Updated on Oct. 12 at 12:56 p.m.
During Tuesday’s lecture titled “A Note From the Margin: The Unsafe Spaces of Democracy,” Jelani Cobb, professor of journalism at the Columbia University School of Journalism and staff writer for the New Yorker, shared a quote from his father, who was a boxer: “The punch you’re most vulnerable to is the one you’ll be hit with most often.” The lecture is the first event in the Reaffirming Values series.
“If there are in fact individuals who do not wish to see you perform well in these institutions, it’s of little benefit to tell them exactly where your biggest vulnerabilities are,” Cobb said.
“I don’t believe in safe spaces,” he added. In the discourse of safe spaces, people “want to be coddled, they want to be kind of treated with the utmost of delicacy.”
Cobb acknowledged this may not be fair, but “generations of people prior,” including his own, have confronted these same issues, he added.
“My generation, we never would have protested (safe spaces),” Cobb said. “Few of us felt that the institutions belonged to us in the first place,” he said, adding, “We anticipated hostility, and we did not feel we were full shareholders in the institutions.”
As an example of not needing safe spaces, Cobb shared the story of Hank Aaron, a black American Major League Baseball player, who broke Babe Ruth’s home run record in 1974 “under the most adverse circumstances available,” he said. Aaron received death threats, and black cats were thrown out onto the field in acts of hostility.
“When he hit his 715th home run in 1974, he did it in the unsafest of spaces,” Cobb said.
Yet Cobb qualified his argument heavily. He criticized a letter sent from a University of Chicago dean to the school's incoming class in which the dean argued that safe spaces have no place at the university, calling its tone “Marine Corp." Cobb compared the letter to a restaurant that greeted its patrons by saying: “We’re not going to give you your food quickly; it’ll probably be cold; the waiter is going to be an asshole. But hey, we’re telling you up front so come anyway. Welcome."

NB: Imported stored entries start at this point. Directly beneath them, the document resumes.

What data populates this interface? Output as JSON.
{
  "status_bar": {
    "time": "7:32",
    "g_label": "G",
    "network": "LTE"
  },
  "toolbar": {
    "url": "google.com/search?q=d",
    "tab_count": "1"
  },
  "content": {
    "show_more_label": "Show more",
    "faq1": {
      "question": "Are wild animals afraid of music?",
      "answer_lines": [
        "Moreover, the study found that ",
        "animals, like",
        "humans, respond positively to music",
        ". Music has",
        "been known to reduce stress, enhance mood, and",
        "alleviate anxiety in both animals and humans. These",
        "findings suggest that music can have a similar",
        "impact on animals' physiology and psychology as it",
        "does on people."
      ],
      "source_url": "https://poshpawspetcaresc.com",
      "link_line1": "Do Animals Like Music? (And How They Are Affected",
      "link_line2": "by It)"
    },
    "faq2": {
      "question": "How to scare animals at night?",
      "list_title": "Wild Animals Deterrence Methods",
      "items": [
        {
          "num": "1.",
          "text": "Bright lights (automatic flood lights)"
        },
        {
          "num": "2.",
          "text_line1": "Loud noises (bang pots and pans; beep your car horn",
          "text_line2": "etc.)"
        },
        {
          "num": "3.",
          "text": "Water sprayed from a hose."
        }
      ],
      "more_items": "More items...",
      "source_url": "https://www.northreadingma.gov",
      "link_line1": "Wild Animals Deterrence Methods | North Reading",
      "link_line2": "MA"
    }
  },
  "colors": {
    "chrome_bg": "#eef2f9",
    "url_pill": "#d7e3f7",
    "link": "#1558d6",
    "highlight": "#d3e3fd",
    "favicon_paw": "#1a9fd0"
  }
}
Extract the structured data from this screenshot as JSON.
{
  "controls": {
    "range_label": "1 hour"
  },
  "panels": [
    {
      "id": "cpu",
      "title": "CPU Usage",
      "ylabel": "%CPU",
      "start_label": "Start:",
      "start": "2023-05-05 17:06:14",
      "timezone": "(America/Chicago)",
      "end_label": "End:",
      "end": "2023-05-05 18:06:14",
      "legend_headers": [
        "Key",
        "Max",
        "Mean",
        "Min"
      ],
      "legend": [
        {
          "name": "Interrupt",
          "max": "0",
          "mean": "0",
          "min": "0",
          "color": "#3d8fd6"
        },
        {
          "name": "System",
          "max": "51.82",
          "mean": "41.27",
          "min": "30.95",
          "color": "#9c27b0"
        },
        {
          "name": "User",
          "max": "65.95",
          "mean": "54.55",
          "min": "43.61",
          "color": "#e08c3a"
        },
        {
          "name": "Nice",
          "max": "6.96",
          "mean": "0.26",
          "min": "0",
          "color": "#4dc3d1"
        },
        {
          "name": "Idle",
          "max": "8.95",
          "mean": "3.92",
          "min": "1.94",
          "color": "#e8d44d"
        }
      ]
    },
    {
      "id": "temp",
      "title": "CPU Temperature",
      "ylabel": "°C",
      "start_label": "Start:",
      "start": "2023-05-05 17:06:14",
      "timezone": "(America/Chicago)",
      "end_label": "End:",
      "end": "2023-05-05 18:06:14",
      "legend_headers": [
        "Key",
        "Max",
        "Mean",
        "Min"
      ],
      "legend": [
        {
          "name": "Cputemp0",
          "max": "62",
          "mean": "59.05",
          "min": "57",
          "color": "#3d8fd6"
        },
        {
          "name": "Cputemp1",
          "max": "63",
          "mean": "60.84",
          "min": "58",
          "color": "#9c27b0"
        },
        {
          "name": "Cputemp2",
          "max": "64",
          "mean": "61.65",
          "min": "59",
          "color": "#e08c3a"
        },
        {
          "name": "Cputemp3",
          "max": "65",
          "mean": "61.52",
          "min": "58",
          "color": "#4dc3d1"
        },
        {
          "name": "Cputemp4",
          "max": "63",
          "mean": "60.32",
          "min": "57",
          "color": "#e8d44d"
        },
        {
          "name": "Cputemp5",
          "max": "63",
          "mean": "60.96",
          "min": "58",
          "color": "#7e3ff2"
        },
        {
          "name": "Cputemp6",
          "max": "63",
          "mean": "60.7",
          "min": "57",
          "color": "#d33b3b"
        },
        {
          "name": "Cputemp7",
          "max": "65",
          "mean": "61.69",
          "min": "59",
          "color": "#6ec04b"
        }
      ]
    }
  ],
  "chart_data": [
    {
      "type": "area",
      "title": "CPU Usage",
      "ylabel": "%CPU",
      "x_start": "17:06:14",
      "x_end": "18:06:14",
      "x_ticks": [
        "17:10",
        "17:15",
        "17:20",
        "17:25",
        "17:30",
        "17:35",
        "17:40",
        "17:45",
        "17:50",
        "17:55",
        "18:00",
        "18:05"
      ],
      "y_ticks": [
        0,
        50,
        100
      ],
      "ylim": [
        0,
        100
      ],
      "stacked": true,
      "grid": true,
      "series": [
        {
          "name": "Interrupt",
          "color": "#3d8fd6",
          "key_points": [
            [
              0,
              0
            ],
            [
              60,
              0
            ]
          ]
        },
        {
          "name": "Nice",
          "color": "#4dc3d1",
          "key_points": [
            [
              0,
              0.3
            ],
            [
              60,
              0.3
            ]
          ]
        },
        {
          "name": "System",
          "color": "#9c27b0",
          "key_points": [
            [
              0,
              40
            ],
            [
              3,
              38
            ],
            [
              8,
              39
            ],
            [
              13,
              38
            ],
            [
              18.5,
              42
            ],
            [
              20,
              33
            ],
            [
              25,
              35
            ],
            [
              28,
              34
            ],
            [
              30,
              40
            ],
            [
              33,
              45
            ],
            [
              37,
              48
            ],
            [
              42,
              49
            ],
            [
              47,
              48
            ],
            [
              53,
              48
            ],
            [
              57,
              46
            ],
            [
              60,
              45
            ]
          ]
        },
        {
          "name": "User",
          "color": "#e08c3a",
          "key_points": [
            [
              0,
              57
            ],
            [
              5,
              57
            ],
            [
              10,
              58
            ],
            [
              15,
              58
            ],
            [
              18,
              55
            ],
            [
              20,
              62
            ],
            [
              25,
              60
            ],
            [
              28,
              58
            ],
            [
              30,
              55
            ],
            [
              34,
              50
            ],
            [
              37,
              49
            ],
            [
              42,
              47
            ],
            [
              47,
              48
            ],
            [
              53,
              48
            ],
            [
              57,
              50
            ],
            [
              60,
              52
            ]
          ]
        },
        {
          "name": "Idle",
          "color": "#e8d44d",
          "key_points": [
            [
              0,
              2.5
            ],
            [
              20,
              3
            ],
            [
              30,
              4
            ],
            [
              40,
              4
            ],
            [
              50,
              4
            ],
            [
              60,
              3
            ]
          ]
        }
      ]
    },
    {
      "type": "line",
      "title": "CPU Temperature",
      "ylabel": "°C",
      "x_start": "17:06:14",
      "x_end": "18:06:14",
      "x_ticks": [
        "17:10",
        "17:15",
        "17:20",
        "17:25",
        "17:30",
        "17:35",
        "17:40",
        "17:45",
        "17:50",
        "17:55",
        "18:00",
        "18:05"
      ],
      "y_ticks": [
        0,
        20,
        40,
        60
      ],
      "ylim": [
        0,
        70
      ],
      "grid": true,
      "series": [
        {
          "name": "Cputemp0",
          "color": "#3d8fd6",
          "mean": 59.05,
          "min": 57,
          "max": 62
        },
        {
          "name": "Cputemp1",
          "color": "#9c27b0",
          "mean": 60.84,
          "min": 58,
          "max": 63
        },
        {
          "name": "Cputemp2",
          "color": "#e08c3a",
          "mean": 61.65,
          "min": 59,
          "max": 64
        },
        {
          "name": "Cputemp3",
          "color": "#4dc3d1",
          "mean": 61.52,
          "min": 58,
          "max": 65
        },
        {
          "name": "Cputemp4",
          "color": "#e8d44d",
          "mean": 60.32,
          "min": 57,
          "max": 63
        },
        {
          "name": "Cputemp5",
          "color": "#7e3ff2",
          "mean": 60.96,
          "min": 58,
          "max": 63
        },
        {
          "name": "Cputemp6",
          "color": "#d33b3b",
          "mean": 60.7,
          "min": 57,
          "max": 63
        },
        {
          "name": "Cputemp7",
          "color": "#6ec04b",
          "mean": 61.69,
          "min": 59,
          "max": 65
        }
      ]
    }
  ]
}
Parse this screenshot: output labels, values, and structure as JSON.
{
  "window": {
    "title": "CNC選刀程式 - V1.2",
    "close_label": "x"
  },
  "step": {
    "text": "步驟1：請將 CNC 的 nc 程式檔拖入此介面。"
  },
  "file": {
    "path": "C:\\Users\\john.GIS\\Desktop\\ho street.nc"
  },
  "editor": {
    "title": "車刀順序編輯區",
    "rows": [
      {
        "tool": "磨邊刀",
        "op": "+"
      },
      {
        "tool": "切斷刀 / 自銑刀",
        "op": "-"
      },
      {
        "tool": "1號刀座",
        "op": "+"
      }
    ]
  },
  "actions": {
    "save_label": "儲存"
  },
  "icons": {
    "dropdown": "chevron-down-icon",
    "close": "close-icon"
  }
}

Additionally, he said that when touting the right to free speech and open inquiry, people have to be aware of the ways in which the United States has “fallen short of democracy,” Cobb said. Several aspects of the Constitution are clearly racialized, such as the three-fifths compromise and the fugitive slave clause, he added.
“The document itself begins with a particular kind of racial hue,” Cobb said. “There are other elements on the face of it that seem to be abstract or universal but in the relativistic context of race actually take on other connotations.”
To highlight these elements, Cobb shared some examples of constitutional interpretations that have caused harm to marginalized groups. The Fifth Amendment’s guarantee of due process of law has been used to uphold the institution of slavery, the Second Amendment to uphold gun ownership, which causes disproportionate harm to people of color, and the First Amendment to justify and rationalize discrimination against gays and lesbians through religious freedom laws in Indiana, he said.
“Does this mean that we should get rid of these freedoms and curtail them? No, it doesn’t. But it means that we should understand, as a kind of democratic maturity, that we don’t all have the same relationship to the Constitution,” Cobb said. “These relationships are relative.”
The next event in the Reaffirming Values series is a “One Day Personal Workshop on Personal Narrative and Community Values” by Marshall Ganz, senior lecturer in public policy at Harvard’s Kennedy School of Government.